Some aggregate calculations, however, return different results when null values are included or excluded from the calculation. The average value returned by the calculation without the null value in the previous example is 125, which is calculated as (100 + 75 + 200)/3. The average value of the calculation with the null value, however, is 93.75, which is calculated as (100 + 75 + 0 + 200)/4. Similarly, COUNT returns a different number of total rows, depending on whether you include or exclude rows with null values for a specified field.

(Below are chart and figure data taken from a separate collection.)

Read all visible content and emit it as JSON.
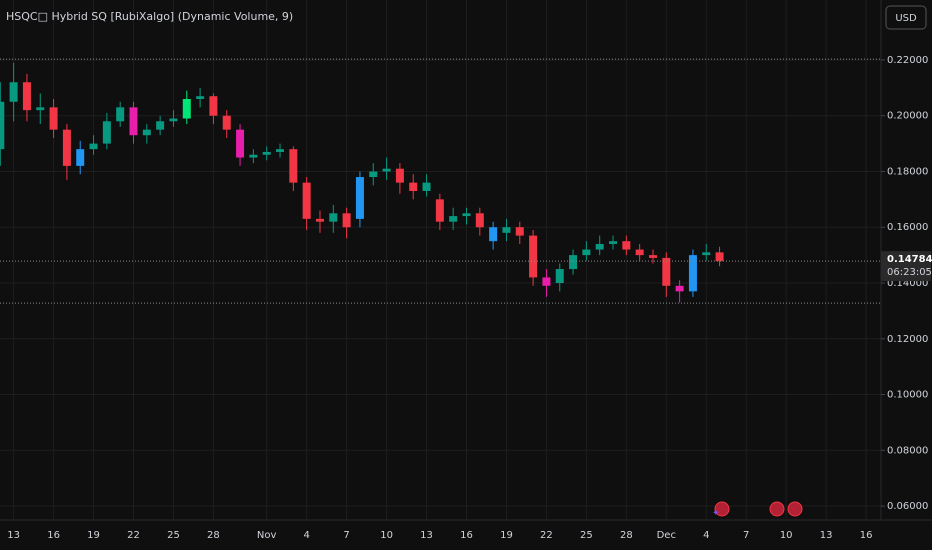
{
  "chart_data": {
    "type": "candlestick",
    "title": "HSQC□ Hybrid SQ [RubiXalgo] (Dynamic Volume, 9)",
    "currency_button": "USD",
    "countdown": "06:23:05",
    "last_price": {
      "value": 0.14784,
      "label": "0.14784"
    },
    "level_lines": [
      0.2203,
      0.1328
    ],
    "categories": [
      null,
      "13",
      null,
      null,
      "16",
      null,
      null,
      "19",
      null,
      null,
      "22",
      null,
      null,
      "25",
      null,
      null,
      "28",
      null,
      null,
      null,
      "Nov",
      null,
      null,
      "4",
      null,
      null,
      "7",
      null,
      null,
      "10",
      null,
      null,
      "13",
      null,
      null,
      "16",
      null,
      null,
      "19",
      null,
      null,
      "22",
      null,
      null,
      "25",
      null,
      null,
      "28",
      null,
      null,
      "Dec",
      null,
      null,
      "4",
      null,
      null,
      "7",
      null,
      null,
      "10",
      null,
      null,
      "13",
      null,
      null,
      "16"
    ],
    "open": [
      0.188,
      0.205,
      0.212,
      0.202,
      0.203,
      0.195,
      0.182,
      0.188,
      0.19,
      0.198,
      0.203,
      0.193,
      0.195,
      0.198,
      0.199,
      0.206,
      0.207,
      0.2,
      0.195,
      0.185,
      0.186,
      0.187,
      0.188,
      0.176,
      0.163,
      0.162,
      0.165,
      0.163,
      0.178,
      0.18,
      0.181,
      0.176,
      0.173,
      0.17,
      0.162,
      0.164,
      0.165,
      0.16,
      0.158,
      0.16,
      0.157,
      0.142,
      0.14,
      0.145,
      0.15,
      0.152,
      0.154,
      0.155,
      0.152,
      0.15,
      0.149,
      0.139,
      0.137,
      0.15,
      0.151,
      null,
      null,
      null,
      null,
      null,
      null,
      null,
      null,
      null,
      null,
      null
    ],
    "high": [
      0.212,
      0.219,
      0.215,
      0.208,
      0.206,
      0.197,
      0.191,
      0.193,
      0.201,
      0.205,
      0.205,
      0.197,
      0.2,
      0.202,
      0.209,
      0.21,
      0.208,
      0.202,
      0.197,
      0.188,
      0.189,
      0.19,
      0.189,
      0.178,
      0.166,
      0.168,
      0.167,
      0.18,
      0.183,
      0.185,
      0.183,
      0.179,
      0.179,
      0.172,
      0.167,
      0.167,
      0.167,
      0.162,
      0.163,
      0.162,
      0.159,
      0.145,
      0.147,
      0.152,
      0.155,
      0.157,
      0.157,
      0.157,
      0.154,
      0.152,
      0.151,
      0.141,
      0.152,
      0.154,
      0.153,
      null,
      null,
      null,
      null,
      null,
      null,
      null,
      null,
      null,
      null,
      null
    ],
    "low": [
      0.182,
      0.198,
      0.198,
      0.197,
      0.192,
      0.177,
      0.179,
      0.186,
      0.188,
      0.196,
      0.19,
      0.19,
      0.193,
      0.196,
      0.197,
      0.203,
      0.197,
      0.192,
      0.182,
      0.183,
      0.184,
      0.185,
      0.173,
      0.159,
      0.158,
      0.158,
      0.156,
      0.16,
      0.175,
      0.177,
      0.172,
      0.17,
      0.171,
      0.159,
      0.159,
      0.161,
      0.157,
      0.152,
      0.155,
      0.154,
      0.139,
      0.135,
      0.137,
      0.143,
      0.148,
      0.15,
      0.152,
      0.15,
      0.148,
      0.147,
      0.135,
      0.133,
      0.135,
      0.148,
      0.146,
      null,
      null,
      null,
      null,
      null,
      null,
      null,
      null,
      null,
      null,
      null
    ],
    "close": [
      0.205,
      0.212,
      0.202,
      0.203,
      0.195,
      0.182,
      0.188,
      0.19,
      0.198,
      0.203,
      0.193,
      0.195,
      0.198,
      0.199,
      0.206,
      0.207,
      0.2,
      0.195,
      0.185,
      0.186,
      0.187,
      0.188,
      0.176,
      0.163,
      0.162,
      0.165,
      0.16,
      0.178,
      0.18,
      0.181,
      0.176,
      0.173,
      0.176,
      0.162,
      0.164,
      0.165,
      0.16,
      0.155,
      0.16,
      0.157,
      0.142,
      0.139,
      0.145,
      0.15,
      0.152,
      0.154,
      0.155,
      0.152,
      0.15,
      0.149,
      0.139,
      0.137,
      0.15,
      0.151,
      0.14784,
      null,
      null,
      null,
      null,
      null,
      null,
      null,
      null,
      null,
      null,
      null
    ],
    "colors": [
      "#089981",
      "#089981",
      "#f23645",
      "#089981",
      "#f23645",
      "#f23645",
      "#2196f3",
      "#089981",
      "#089981",
      "#089981",
      "#e91eaa",
      "#089981",
      "#089981",
      "#089981",
      "#00e676",
      "#089981",
      "#f23645",
      "#f23645",
      "#e91eaa",
      "#089981",
      "#089981",
      "#089981",
      "#f23645",
      "#f23645",
      "#f23645",
      "#089981",
      "#f23645",
      "#2196f3",
      "#089981",
      "#089981",
      "#f23645",
      "#f23645",
      "#089981",
      "#f23645",
      "#089981",
      "#089981",
      "#f23645",
      "#2196f3",
      "#089981",
      "#f23645",
      "#f23645",
      "#e91eaa",
      "#089981",
      "#089981",
      "#089981",
      "#089981",
      "#089981",
      "#f23645",
      "#f23645",
      "#f23645",
      "#f23645",
      "#e91eaa",
      "#2196f3",
      "#089981",
      "#f23645",
      null,
      null,
      null,
      null,
      null,
      null,
      null,
      null,
      null,
      null,
      null
    ],
    "ylim": [
      0.055,
      0.2415
    ],
    "yticks": [
      {
        "value": 0.06,
        "label": "0.06000"
      },
      {
        "value": 0.08,
        "label": "0.08000"
      },
      {
        "value": 0.1,
        "label": "0.10000"
      },
      {
        "value": 0.12,
        "label": "0.12000"
      },
      {
        "value": 0.14,
        "label": "0.14000"
      },
      {
        "value": 0.16,
        "label": "0.16000"
      },
      {
        "value": 0.18,
        "label": "0.18000"
      },
      {
        "value": 0.2,
        "label": "0.20000"
      },
      {
        "value": 0.22,
        "label": "0.22000"
      }
    ],
    "grid": true
  }
}
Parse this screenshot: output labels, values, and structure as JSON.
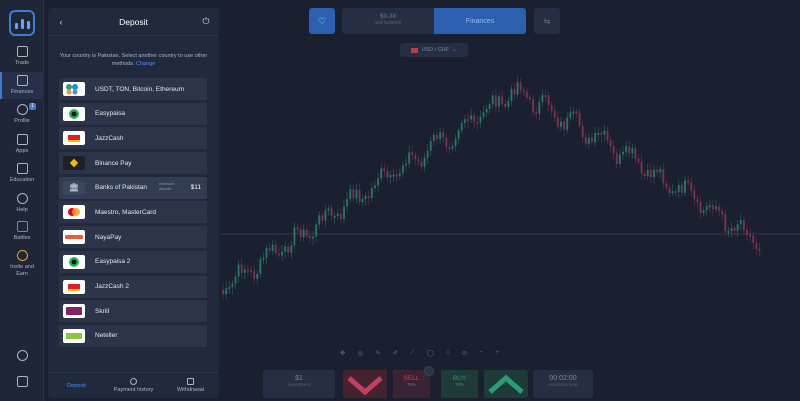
{
  "sidebar": {
    "items": [
      {
        "label": "Trade",
        "icon": "chart-icon"
      },
      {
        "label": "Finances",
        "icon": "wallet-icon"
      },
      {
        "label": "Profile",
        "icon": "user-icon",
        "badge": "1"
      },
      {
        "label": "Apps",
        "icon": "apps-icon"
      },
      {
        "label": "Education",
        "icon": "book-icon"
      },
      {
        "label": "Help",
        "icon": "help-icon"
      },
      {
        "label": "Battles",
        "icon": "battles-icon"
      },
      {
        "label": "Invite and Earn",
        "icon": "heart-icon"
      }
    ]
  },
  "deposit": {
    "title": "Deposit",
    "notice": "Your country is Pakistan. Select another country to use other methods.",
    "change_link": "Change",
    "methods": [
      {
        "name": "USDT, TON, Bitcoin, Ethereum",
        "logo": "crypto-logo"
      },
      {
        "name": "Easypaisa",
        "logo": "easypaisa-logo"
      },
      {
        "name": "JazzCash",
        "logo": "jazzcash-logo"
      },
      {
        "name": "Binance Pay",
        "logo": "binance-logo"
      },
      {
        "name": "Banks of Pakistan",
        "logo": "bank-logo",
        "min_label": "minimum deposit",
        "min_amount": "$11"
      },
      {
        "name": "Maestro, MasterCard",
        "logo": "mastercard-logo"
      },
      {
        "name": "NayaPay",
        "logo": "nayapay-logo"
      },
      {
        "name": "Easypaisa 2",
        "logo": "easypaisa-logo"
      },
      {
        "name": "JazzCash 2",
        "logo": "jazzcash-logo"
      },
      {
        "name": "Skrill",
        "logo": "skrill-logo"
      },
      {
        "name": "Neteller",
        "logo": "neteller-logo"
      }
    ],
    "tabs": [
      "Deposit",
      "Payment history",
      "Withdrawal"
    ]
  },
  "topbar": {
    "balance_value": "$0.38",
    "balance_label": "real balance",
    "finances_label": "Finances",
    "pair_label": "USD / CHF"
  },
  "bottombar": {
    "investment_value": "$1",
    "investment_label": "investment",
    "sell_label": "SELL",
    "sell_pct": "75%",
    "buy_label": "BUY",
    "buy_pct": "75%",
    "time_value": "00:02:00",
    "time_label": "expiration time"
  },
  "colors": {
    "accent": "#3f7ad6",
    "up": "#2d9a7b",
    "down": "#c2405f"
  }
}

By default, aggregate functions include all rows in their calculations. To exclude rows in which a specified field contains null values, specify a filter condition, as described in the following examples:

If averaging the values in a transactionAmount field, adding the following filter condition performs the aggregate calculation on rows where the transaction amount is not null:

row["transactionAmount"] != null

If counting the number of new customers in a report, adding the following filter condition counts only rows in which the creditLimit field has no value (indicating new customers):

row["creditLimit"] == null

Counting unique field values in a set of rows

A field can contain duplicate values. Sometimes, you want to get the count of distinct values. For example, a table displays a list of customers and their countries, as shown in Figure 10‑13. The table lists 12 customers from 4 different countries and a customer for which the country is not available.

Figure 10‑13 A table that lists customers and their countries

If you insert a data element that uses COUNT in the header or footer row of the table, COUNT returns 12, the number of rows in the table. However, if you want to get the number of countries, use COUNTDISTINCT instead.

In the example report, COUNTDISTINCT returns 5, not 4 as you might expect, because like the other aggregate functions, COUNTDISTINCT counts rows with null values. The third row in the table contains a null value for country. To get the real count of countries that are listed in the table, add a filter condition to the aggregation, as follows:

row["country"] != null

This condition counts only rows in which the country value is unique and not null.